Se è vero infatti che gran parte della plastica riciclata deriva dai rifiuti domestici rischiando facilmente la contaminazione, è anche vero che circa il 50% del totale degli imballaggi in plastica è destinato al contatto con gli alimenti. Per questo è fondamentale tutelare la salute dei consumatori e monitorare la produzione degli imballaggi riciclati.

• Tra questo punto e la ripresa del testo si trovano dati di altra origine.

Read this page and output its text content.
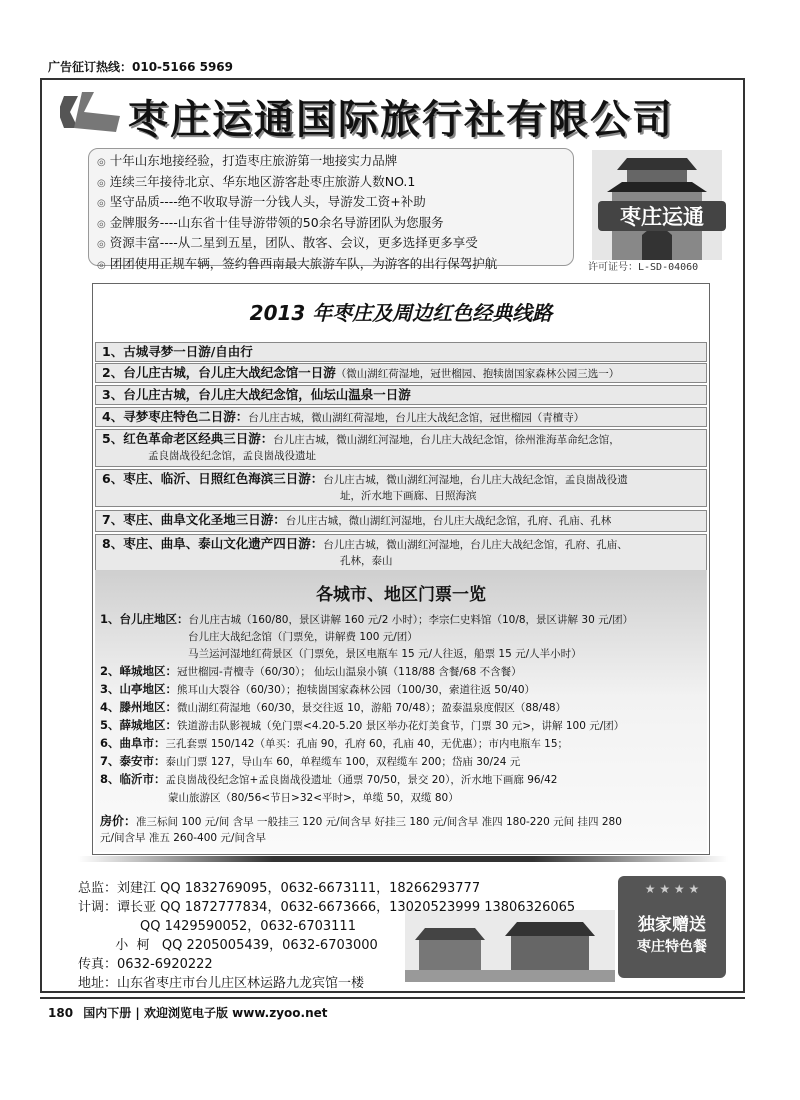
广告征订热线：010-5166 5969
枣庄运通国际旅行社有限公司
◎ 十年山东地接经验，打造枣庄旅游第一地接实力品牌
◎ 连续三年接待北京、华东地区游客赴枣庄旅游人数NO.1
◎ 坚守品质----绝不收取导游一分钱人头，导游发工资+补助
◎ 金牌服务----山东省十佳导游带领的50余名导游团队为您服务
◎ 资源丰富----从二星到五星，团队、散客、会议，更多选择更多享受
◎ 团团使用正规车辆，签约鲁西南最大旅游车队，为游客的出行保驾护航
枣庄运通
许可证号：L-SD-04060
2013 年枣庄及周边红色经典线路
1、古城寻梦一日游/自由行
2、台儿庄古城，台儿庄大战纪念馆一日游（微山湖红荷湿地，冠世榴园、抱犊崮国家森林公园三选一）
3、台儿庄古城，台儿庄大战纪念馆，仙坛山温泉一日游
4、寻梦枣庄特色二日游：台儿庄古城，微山湖红荷湿地，台儿庄大战纪念馆，冠世榴园（青檀寺）
5、红色革命老区经典三日游：台儿庄古城，微山湖红河湿地，台儿庄大战纪念馆，徐州淮海革命纪念馆，
孟良崮战役纪念馆，孟良崮战役遗址
6、枣庄、临沂、日照红色海滨三日游：台儿庄古城，微山湖红河湿地，台儿庄大战纪念馆，孟良崮战役遗
址，沂水地下画廊、日照海滨
7、枣庄、曲阜文化圣地三日游：台儿庄古城，微山湖红河湿地，台儿庄大战纪念馆，孔府、孔庙、孔林
8、枣庄、曲阜、泰山文化遗产四日游：台儿庄古城，微山湖红河湿地，台儿庄大战纪念馆，孔府、孔庙、
孔林，泰山
各城市、地区门票一览
1、台儿庄地区：台儿庄古城（160/80，景区讲解 160 元/2 小时）；李宗仁史料馆（10/8，景区讲解 30 元/团）
台儿庄大战纪念馆（门票免，讲解费 100 元/团）
马兰运河湿地红荷景区（门票免，景区电瓶车 15 元/人往返，船票 15 元/人半小时）
2、峄城地区：冠世榴园-青檀寺（60/30）； 仙坛山温泉小镇（118/88 含餐/68 不含餐）
3、山亭地区：熊耳山大裂谷（60/30）；抱犊崮国家森林公园（100/30，索道往返 50/40）
4、滕州地区：微山湖红荷湿地（60/30，景交往返 10，游船 70/48）；盈泰温泉度假区（88/48）
5、薛城地区：铁道游击队影视城（免门票<4.20-5.20 景区举办花灯美食节，门票 30 元>，讲解 100 元/团）
6、曲阜市：三孔套票 150/142（单买：孔庙 90，孔府 60，孔庙 40，无优惠）；市内电瓶车 15；
7、泰安市：泰山门票 127，导山车 60，单程缆车 100，双程缆车 200；岱庙 30/24 元
8、临沂市：孟良崮战役纪念馆+孟良崮战役遗址（通票 70/50，景交 20），沂水地下画廊 96/42
蒙山旅游区（80/56<节日>32<平时>，单缆 50，双缆 80）
房价：准三标间 100 元/间 含早 一般挂三 120 元/间含早 好挂三 180 元/间含早 准四 180-220 元间 挂四 280
元/间含早 准五 260-400 元/间含早
总监：刘建江 QQ 1832769095，0632-6673111，18266293777
计调：谭长亚 QQ 1872777834，0632-6673666，13020523999 13806326065
QQ 1429590052，0632-6703111
小  柯   QQ 2205005439，0632-6703000
传真：0632-6920222
地址：山东省枣庄市台儿庄区林运路九龙宾馆一楼
★ ★ ★ ★
独家赠送
枣庄特色餐
180 国内下册 | 欢迎浏览电子版 www.zyoo.net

A tal proposito, l’Autorità europea per la sicurezza alimentare (EFSA) avrà il compito di valutare l’idoneità delle tecnologie di riciclo e la sicurezza della plastica riciclata nel food packaging fabbricato con processi che utilizzano simili tecnologie. 

Le nuove norme messe in campo dalla Commissione europea sostituiranno dunque i criteri stabiliti a livello nazionale con regole chiare per l’industria del riciclo, al fine di garantire la sicurezza chimica e microbiologica della plastica riciclata. 

“All’UE occorrono nuove norme per produrre plastiche riciclate sicure di cui imprese alimentari e consumatori possano fidarsi”, dichiara Stella Kyriakides, Commissaria per la Salute e la sicurezza alimentare. “Siccome nell’UE circa il 50% di tutti gli imballaggi di plastica viene utilizzato per i prodotti alimentari, dobbiamo far sì che questo settore possa passare in modo sicuro ed efficiente a una produzione più sostenibile, e per far ciò è fondamentale utilizzare più plastica riciclata. Proteggere il nostro ambiente e la salute dei nostri cittadini sono due facce della stessa medaglia, e le nuove norme conseguiranno questi obiettivi”

Il regolamento aiuterà inoltre l’industria a raggiungere l’obiettivo vincolante del 25% di plastica riciclata nelle bottiglie per bevande in PET entro il 2025.